Major U.S. companies are cutting thousands of jobs even as they pour billions into artificial intelligence and record-breaking mergers and acquisitions, highlighting a shift in corporate strategy.
Layoffs at Oracle and Meta are not simply cost-cutting moves; they reflect a deliberate reallocation of resources toward AI infrastructure, advanced tools, and strategic acquisitions.
Reuters reported that Oracle has begun laying off thousands globally while increasing spending on cloud and AI projects. Internal estimates suggest up to 30,000 positions could be affected worldwide as the company redirects resources from traditional enterprise software roles to AI-focused initiatives.
An Investing.com story said that Oracle expects restructuring costs of up to $2.1 billion in severance and related expenses, even as the company plans to invest tens of billions into AI infrastructure in 2026. Meanwhile, TechStrong.ai noted that these moves exemplify a broader trend of U.S. firms shifting capital from payroll toward technology and AI capabilities.
The layoffs are not limited to Oracle. Business Insider reported that companies including Meta, Amazon, Citi and Dell have all cut thousands of roles this year, with many citing AI-related efficiency and restructuring as a factor.
At Meta, several hundred employees were laid off across Reality Labs, sales, recruiting and global operations, according to Reuters. The company continues to invest heavily in AI, with some teams now using AI tools to generate work, reported Times of India. Analysts say this reflects a strategy where AI augments productivity even as traditional roles are reduced.
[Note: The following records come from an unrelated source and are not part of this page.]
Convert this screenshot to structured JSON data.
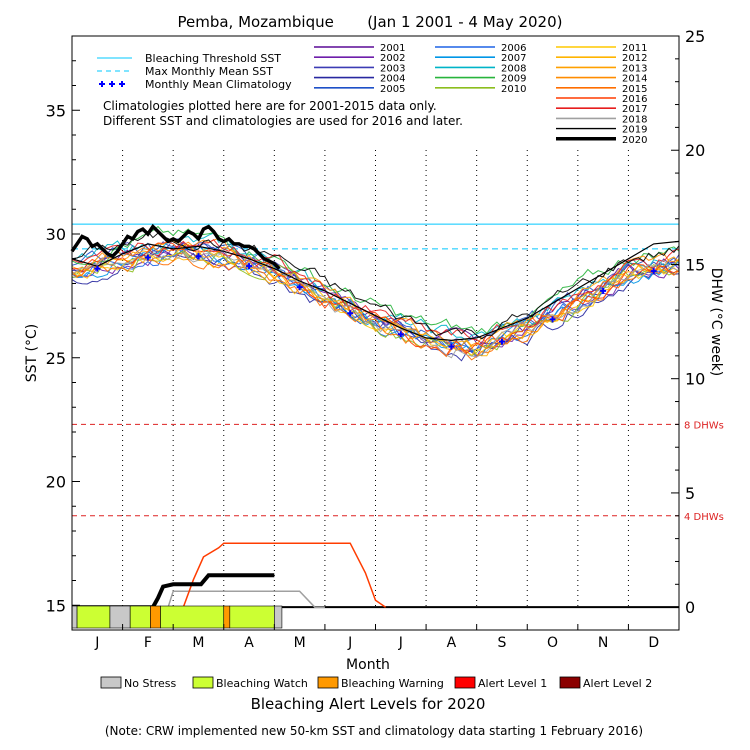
{
  "chart_data": {
    "type": "line",
    "title": "Pemba, Mozambique       (Jan 1 2001 - 4 May 2020)",
    "xlabel": "Month",
    "ylabel_left": "SST (°C)",
    "ylabel_right": "DHW (°C week)",
    "months": [
      "J",
      "F",
      "M",
      "A",
      "M",
      "J",
      "J",
      "A",
      "S",
      "O",
      "N",
      "D"
    ],
    "sst_ticks": [
      15,
      20,
      25,
      30,
      35
    ],
    "sst_range": [
      14,
      38
    ],
    "dhw_ticks": [
      0,
      5,
      10,
      15,
      20,
      25
    ],
    "dhw_range": [
      -1,
      25
    ],
    "bleaching_threshold": 30.4,
    "max_monthly_mean": 29.4,
    "dhw_levels": [
      {
        "value": 8,
        "label": "8 DHWs"
      },
      {
        "value": 4,
        "label": "4 DHWs"
      }
    ],
    "legend_lines": [
      {
        "label": "Bleaching Threshold SST",
        "color": "#00c8ff",
        "style": "solid"
      },
      {
        "label": "Max Monthly Mean SST",
        "color": "#00c8ff",
        "style": "dashed"
      },
      {
        "label": "Monthly Mean Climatology",
        "color": "#0000ff",
        "style": "plus"
      }
    ],
    "notes": [
      "Climatologies plotted here are for 2001-2015 data only.",
      "Different SST and climatologies are used for 2016 and later."
    ],
    "years": [
      {
        "year": "2001",
        "color": "#5a0a96"
      },
      {
        "year": "2002",
        "color": "#6e1eaa"
      },
      {
        "year": "2003",
        "color": "#3c3cb4"
      },
      {
        "year": "2004",
        "color": "#2828a0"
      },
      {
        "year": "2005",
        "color": "#1e50c8"
      },
      {
        "year": "2006",
        "color": "#1e64e6"
      },
      {
        "year": "2007",
        "color": "#0096e6"
      },
      {
        "year": "2008",
        "color": "#00b4c8"
      },
      {
        "year": "2009",
        "color": "#28b43c"
      },
      {
        "year": "2010",
        "color": "#8cbe1e"
      },
      {
        "year": "2011",
        "color": "#ffc800"
      },
      {
        "year": "2012",
        "color": "#ffb400"
      },
      {
        "year": "2013",
        "color": "#ffa000"
      },
      {
        "year": "2014",
        "color": "#ff8c00"
      },
      {
        "year": "2015",
        "color": "#ff6e00"
      },
      {
        "year": "2016",
        "color": "#ff3c00"
      },
      {
        "year": "2017",
        "color": "#e61e1e"
      },
      {
        "year": "2018",
        "color": "#a0a0a0"
      },
      {
        "year": "2019",
        "color": "#000000"
      },
      {
        "year": "2020",
        "color": "#000000"
      }
    ],
    "series_2020_sst": {
      "x": [
        0.0,
        0.1,
        0.2,
        0.3,
        0.4,
        0.5,
        0.6,
        0.7,
        0.8,
        0.9,
        1.0,
        1.1,
        1.2,
        1.3,
        1.4,
        1.5,
        1.6,
        1.7,
        1.8,
        1.9,
        2.0,
        2.1,
        2.2,
        2.3,
        2.4,
        2.5,
        2.6,
        2.7,
        2.8,
        2.9,
        3.0,
        3.1,
        3.2,
        3.3,
        3.4,
        3.5,
        3.6,
        3.7,
        3.8,
        3.9,
        4.0,
        4.1
      ],
      "y": [
        29.3,
        29.6,
        29.9,
        29.8,
        29.5,
        29.6,
        29.4,
        29.2,
        29.1,
        29.3,
        29.6,
        29.9,
        29.8,
        30.1,
        30.2,
        30.0,
        30.3,
        30.1,
        29.9,
        29.7,
        29.8,
        29.7,
        29.9,
        30.1,
        30.0,
        29.8,
        30.2,
        30.3,
        30.1,
        29.8,
        29.7,
        29.8,
        29.6,
        29.6,
        29.5,
        29.5,
        29.4,
        29.2,
        29.0,
        28.9,
        28.8,
        28.6
      ]
    },
    "series_2019_sst": {
      "x": [
        0.0,
        0.5,
        1.0,
        1.5,
        2.0,
        2.5,
        3.0,
        3.5,
        4.0,
        4.5,
        5.0,
        5.5,
        6.0,
        6.5,
        7.0,
        7.5,
        8.0,
        8.5,
        9.0,
        9.5,
        10.0,
        10.5,
        11.0,
        11.5,
        12.0
      ],
      "y": [
        29.0,
        28.7,
        29.2,
        29.6,
        29.4,
        29.5,
        29.3,
        29.0,
        28.6,
        28.1,
        27.7,
        27.2,
        26.7,
        26.2,
        25.8,
        25.7,
        25.8,
        26.2,
        26.6,
        27.2,
        27.8,
        28.4,
        29.0,
        29.6,
        29.7
      ]
    },
    "dhw_2020": {
      "x": [
        0.0,
        1.6,
        1.7,
        1.8,
        2.0,
        2.2,
        2.4,
        2.55,
        2.7,
        3.0,
        3.4,
        3.9,
        4.0
      ],
      "y": [
        0,
        0,
        0.4,
        0.9,
        1.0,
        1.0,
        1.0,
        1.0,
        1.4,
        1.4,
        1.4,
        1.4,
        1.4
      ]
    },
    "dhw_2016": {
      "x": [
        0.0,
        2.2,
        2.4,
        2.6,
        2.9,
        3.0,
        3.5,
        4.0,
        5.0,
        5.5,
        5.8,
        6.0,
        6.2
      ],
      "y": [
        0,
        0,
        1.2,
        2.2,
        2.6,
        2.8,
        2.8,
        2.8,
        2.8,
        2.8,
        1.5,
        0.3,
        0
      ]
    },
    "dhw_2018": {
      "x": [
        0.0,
        1.9,
        2.0,
        2.5,
        3.0,
        4.0,
        4.5,
        4.8,
        5.0
      ],
      "y": [
        0,
        0,
        0.7,
        0.7,
        0.7,
        0.7,
        0.7,
        0.0,
        0
      ]
    },
    "alert_bar": [
      {
        "from": 0.0,
        "to": 0.1,
        "level": "No Stress"
      },
      {
        "from": 0.1,
        "to": 0.75,
        "level": "Bleaching Watch"
      },
      {
        "from": 0.75,
        "to": 1.15,
        "level": "No Stress"
      },
      {
        "from": 1.15,
        "to": 1.55,
        "level": "Bleaching Watch"
      },
      {
        "from": 1.55,
        "to": 1.75,
        "level": "Bleaching Warning"
      },
      {
        "from": 1.75,
        "to": 3.0,
        "level": "Bleaching Watch"
      },
      {
        "from": 3.0,
        "to": 3.12,
        "level": "Bleaching Warning"
      },
      {
        "from": 3.12,
        "to": 4.0,
        "level": "Bleaching Watch"
      },
      {
        "from": 4.0,
        "to": 4.15,
        "level": "No Stress"
      }
    ],
    "alert_legend": [
      {
        "label": "No Stress",
        "color": "#c8c8c8"
      },
      {
        "label": "Bleaching Watch",
        "color": "#ccff33"
      },
      {
        "label": "Bleaching Warning",
        "color": "#ff9900"
      },
      {
        "label": "Alert Level 1",
        "color": "#ff0000"
      },
      {
        "label": "Alert Level 2",
        "color": "#8b0000"
      }
    ],
    "alert_title": "Bleaching Alert Levels for 2020",
    "footnote": "(Note: CRW implemented new 50-km SST and climatology data starting 1 February 2016)"
  }
}
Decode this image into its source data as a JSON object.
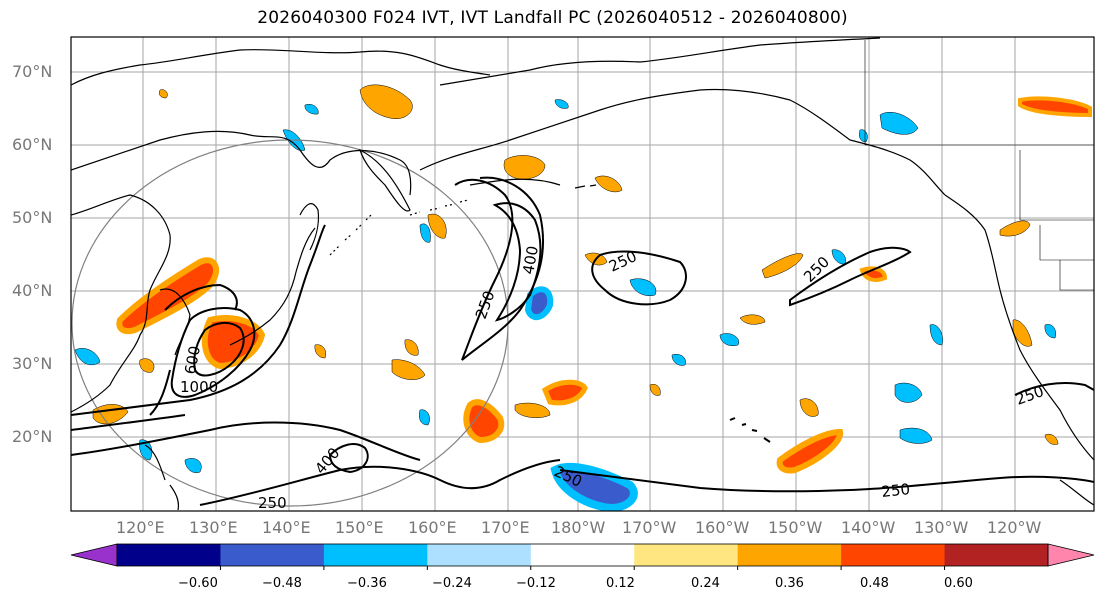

While workforce reductions grab headlines, investment activity has surged. A report by Reuters said that global mergers and acquisitions reached $1.2 trillion in Q1 2026, a 26% increase year-on-year, with four of the six largest deals tied to AI-focused companies.
The Guardian highlighted that OpenAI raised $122 billion in funding during the quarter, boosting its post-money valuation to roughly $852 billion. Investors in the round included major tech firms such as Amazon, Nvidia and SoftBank, signaling huge capital inflows to AI infrastructure, models and enterprise platforms.
Economists and analysts note that AI's influence on the labour market is already visible in some data, with Goldman Sachs economists estimating that AI accounted for 5,000–10,000 monthly net job losses in exposed U.S. sectors, while other research firms have suggested companies are using the AI narrative to rationalise workforce reductions
The combined trends suggest a transformation in how value is created in corporate America. While layoffs offer immediate cost savings, the surge in AI investment and mega-deals indicates that firms are positioning for a future dominated by AI-driven productivity and technology capabilities.